The official said the Arab League proposals were not in the interests of the Syrian people and would not prevent the country from "advancing its political reforms and bringing security and stability to its people".

Saudi Arabia said it was pulling out of the league's 165-strong monitoring mission in Syria because Damascus had broken promises on peace initiatives.

While the Arab League ministers said they were extending the controversial mission for another month, analysts say the Saudi decision has thrown its longer-term future into doubt.

Saudi Arabia is one of the key funders of the league's projects, but the monitors have been criticised for failing to stop the violence.

Speaking in Cairo on Monday, the head of the monitors, Sudanese General Mohammed al-Dabi, defended the mission.

He said the monitors were in Syria to observe implementation of an Arab League plan to end the violence, and indeed, despite some shootings and explosions, they had seen the situation improve while they were there.

The Arab League is now increasingly split over what could be done to resolve the Syrian crisis, BBC Middle East editor Jeremy Bowen in Syria reports.

With the Syrians rejecting the conditions of the initiative, the Arab League's roadmap is effectively in tatters, our correspondent says.

Jeremy Bowen met pro-Assad supporters at a demo in Damascus

Funerals for 11 people said to have been killed by security forces were attended by tens of thousands in the Damascus suburb of Douma, activists said - a day after battles between government troops and army defectors were reported in the area.

Meanwhile, authorities in the city of Homs told our correspondent that 11 soldiers had been killed in an ambush on Sunday, while a doctor at a military hospital in the embattled city said five dead soldiers had been brought in on Monday.

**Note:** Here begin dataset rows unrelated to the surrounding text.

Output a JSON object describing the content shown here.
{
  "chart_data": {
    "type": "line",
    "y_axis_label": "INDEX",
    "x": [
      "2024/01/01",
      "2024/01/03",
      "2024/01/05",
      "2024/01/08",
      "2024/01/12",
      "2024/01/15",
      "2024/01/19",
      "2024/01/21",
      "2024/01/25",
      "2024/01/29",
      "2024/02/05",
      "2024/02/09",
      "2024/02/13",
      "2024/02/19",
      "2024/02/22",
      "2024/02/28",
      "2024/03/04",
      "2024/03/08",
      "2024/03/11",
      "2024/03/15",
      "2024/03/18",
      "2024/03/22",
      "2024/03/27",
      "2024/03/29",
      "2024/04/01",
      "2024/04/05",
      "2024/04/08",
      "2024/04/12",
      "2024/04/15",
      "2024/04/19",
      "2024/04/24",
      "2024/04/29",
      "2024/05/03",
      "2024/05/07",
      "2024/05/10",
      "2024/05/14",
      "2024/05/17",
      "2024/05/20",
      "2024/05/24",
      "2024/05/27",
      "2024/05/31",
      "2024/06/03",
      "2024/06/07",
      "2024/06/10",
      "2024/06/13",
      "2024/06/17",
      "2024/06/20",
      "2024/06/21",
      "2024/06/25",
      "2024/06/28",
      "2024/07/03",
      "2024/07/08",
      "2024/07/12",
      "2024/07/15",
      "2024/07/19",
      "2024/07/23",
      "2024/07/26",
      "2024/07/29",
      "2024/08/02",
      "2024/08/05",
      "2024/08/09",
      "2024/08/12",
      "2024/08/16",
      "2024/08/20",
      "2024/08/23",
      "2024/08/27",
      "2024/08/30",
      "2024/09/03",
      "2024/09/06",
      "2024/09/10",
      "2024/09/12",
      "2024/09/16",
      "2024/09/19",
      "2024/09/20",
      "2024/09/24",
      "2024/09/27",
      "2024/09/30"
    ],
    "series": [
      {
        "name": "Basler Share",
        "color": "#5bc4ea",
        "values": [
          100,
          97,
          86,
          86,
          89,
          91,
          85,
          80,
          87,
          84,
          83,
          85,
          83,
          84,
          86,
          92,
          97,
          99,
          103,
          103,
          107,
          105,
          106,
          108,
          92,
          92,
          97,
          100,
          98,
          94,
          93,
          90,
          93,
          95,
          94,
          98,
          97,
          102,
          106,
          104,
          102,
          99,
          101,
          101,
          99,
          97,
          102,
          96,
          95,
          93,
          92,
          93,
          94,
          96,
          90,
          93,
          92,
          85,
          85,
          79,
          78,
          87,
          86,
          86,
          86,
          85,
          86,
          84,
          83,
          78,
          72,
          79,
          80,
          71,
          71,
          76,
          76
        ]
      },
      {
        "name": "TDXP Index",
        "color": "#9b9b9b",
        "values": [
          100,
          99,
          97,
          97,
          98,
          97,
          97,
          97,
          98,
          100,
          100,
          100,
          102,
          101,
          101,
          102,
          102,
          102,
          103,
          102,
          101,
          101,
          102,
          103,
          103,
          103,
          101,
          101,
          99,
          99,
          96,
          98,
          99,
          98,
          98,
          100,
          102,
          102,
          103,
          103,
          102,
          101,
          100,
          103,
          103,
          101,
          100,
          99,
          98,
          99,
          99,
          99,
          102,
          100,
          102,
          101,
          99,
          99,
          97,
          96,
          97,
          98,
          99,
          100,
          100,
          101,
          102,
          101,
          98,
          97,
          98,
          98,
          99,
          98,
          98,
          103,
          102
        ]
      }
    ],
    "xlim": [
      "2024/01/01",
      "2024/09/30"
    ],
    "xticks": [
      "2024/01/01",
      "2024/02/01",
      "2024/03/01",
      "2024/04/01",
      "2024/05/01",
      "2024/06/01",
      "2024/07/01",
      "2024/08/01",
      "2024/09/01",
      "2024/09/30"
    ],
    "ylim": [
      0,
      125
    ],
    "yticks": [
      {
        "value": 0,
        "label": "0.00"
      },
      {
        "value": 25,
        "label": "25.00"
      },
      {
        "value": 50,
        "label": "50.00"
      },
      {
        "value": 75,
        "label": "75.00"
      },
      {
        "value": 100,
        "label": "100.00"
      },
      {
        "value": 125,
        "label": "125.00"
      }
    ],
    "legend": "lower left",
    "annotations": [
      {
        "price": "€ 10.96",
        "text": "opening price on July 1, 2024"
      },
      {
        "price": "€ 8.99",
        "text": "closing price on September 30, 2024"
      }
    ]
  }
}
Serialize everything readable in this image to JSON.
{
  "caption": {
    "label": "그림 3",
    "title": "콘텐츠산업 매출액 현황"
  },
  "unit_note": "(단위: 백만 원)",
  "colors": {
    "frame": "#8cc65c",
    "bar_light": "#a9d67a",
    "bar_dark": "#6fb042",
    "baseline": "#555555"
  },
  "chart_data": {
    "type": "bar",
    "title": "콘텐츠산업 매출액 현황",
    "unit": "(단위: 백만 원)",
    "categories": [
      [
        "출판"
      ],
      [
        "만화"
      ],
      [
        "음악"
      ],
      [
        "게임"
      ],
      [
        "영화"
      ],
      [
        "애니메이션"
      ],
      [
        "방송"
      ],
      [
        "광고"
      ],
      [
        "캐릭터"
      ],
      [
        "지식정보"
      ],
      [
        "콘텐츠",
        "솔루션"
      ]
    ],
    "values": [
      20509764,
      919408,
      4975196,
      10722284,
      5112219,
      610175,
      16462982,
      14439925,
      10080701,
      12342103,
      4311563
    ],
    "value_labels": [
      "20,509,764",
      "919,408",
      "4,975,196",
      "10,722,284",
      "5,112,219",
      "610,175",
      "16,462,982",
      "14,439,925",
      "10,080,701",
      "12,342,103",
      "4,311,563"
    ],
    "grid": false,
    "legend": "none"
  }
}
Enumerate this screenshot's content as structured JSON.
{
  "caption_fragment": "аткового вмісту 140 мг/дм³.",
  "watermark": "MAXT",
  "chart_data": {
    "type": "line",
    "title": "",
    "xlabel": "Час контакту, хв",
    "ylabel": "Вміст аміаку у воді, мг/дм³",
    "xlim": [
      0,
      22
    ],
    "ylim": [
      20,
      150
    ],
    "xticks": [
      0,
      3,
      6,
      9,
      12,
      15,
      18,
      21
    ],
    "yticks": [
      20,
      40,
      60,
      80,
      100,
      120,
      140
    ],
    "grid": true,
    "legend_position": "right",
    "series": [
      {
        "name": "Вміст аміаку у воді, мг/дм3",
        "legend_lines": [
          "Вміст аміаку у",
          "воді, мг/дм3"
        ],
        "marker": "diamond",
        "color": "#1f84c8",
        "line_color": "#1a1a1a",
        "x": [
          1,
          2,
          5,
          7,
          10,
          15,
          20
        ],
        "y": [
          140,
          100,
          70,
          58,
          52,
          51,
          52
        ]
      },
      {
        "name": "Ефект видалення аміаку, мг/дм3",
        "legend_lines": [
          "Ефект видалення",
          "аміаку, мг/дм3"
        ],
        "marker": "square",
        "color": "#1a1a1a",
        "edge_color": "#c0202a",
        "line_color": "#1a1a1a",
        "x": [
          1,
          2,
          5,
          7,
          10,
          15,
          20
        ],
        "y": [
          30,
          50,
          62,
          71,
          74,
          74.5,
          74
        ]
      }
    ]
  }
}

Activists say almost 1,000 people have been killed since the monitoring mission began in December.

Syria deaths

  • More than 5,000 civilians killed since March, says the UN
  • UN denied access to Syria
  • Information gathered from NGOs, sources in Syria and Syrians who have fled
  • Vast majority of casualties were unarmed, but the figure may include armed defectors
  • Tally does not include serving members of the security forces

Source: UN's OHCHR

'No military intervention'

At the Arab League meeting, Saudi Foreign Minister Prince Saud al-Faisal urged the international community to step in and put pressure on Damascus.

The meeting of Arab League foreign ministers called on President Assad to delegate power to one of his vice-presidents and to engage in proper dialogue with the opposition within two weeks, and form a government of national unity in two months.

It was not clear which vice-president, Farouk al-Shara or Najah al-Attar, the Arab League had in mind to assume power.

The league said this should eventually lead to multi-party elections overseen by international observers.

Qatar's Prime Minister, who is also foreign minister, Sheikh Hamad bin Jassim al-Thani, said the league would seek the support of the UN Security Council for the changes.

But he added: "We're not talking about military intervention."

Mohammed al-Dabi, Arab League monitoring mission: Events in Syria are 'unacceptable'

Speaking before an EU foreign ministers' meeting in Brussels, British Foreign Secretary William Hague said a Security Council resolution on Syria was overdue and it had been a mistake for China and Russia to have blocked a previous attempt at one.

The EU foreign ministers called on President Assad to "step aside immediately to allow for a peaceful and democratic transition".

They also agreed on new sanctions against 22 Syrian officials accused of human rights abuses and eight companies that financially support the Assad regime, hitting them with travel bans and a freeze of assets.

Existing EU sanctions include an arms embargo, a ban on the import of Syrian crude oil and a ban on new investment in the Syrian petroleum sector.

Russian business newspaper Kommersant reported that Syria had signed a deal in December to buy 36 Yak-130 combat jets from Russia, despite international efforts to isolate the Syrian government.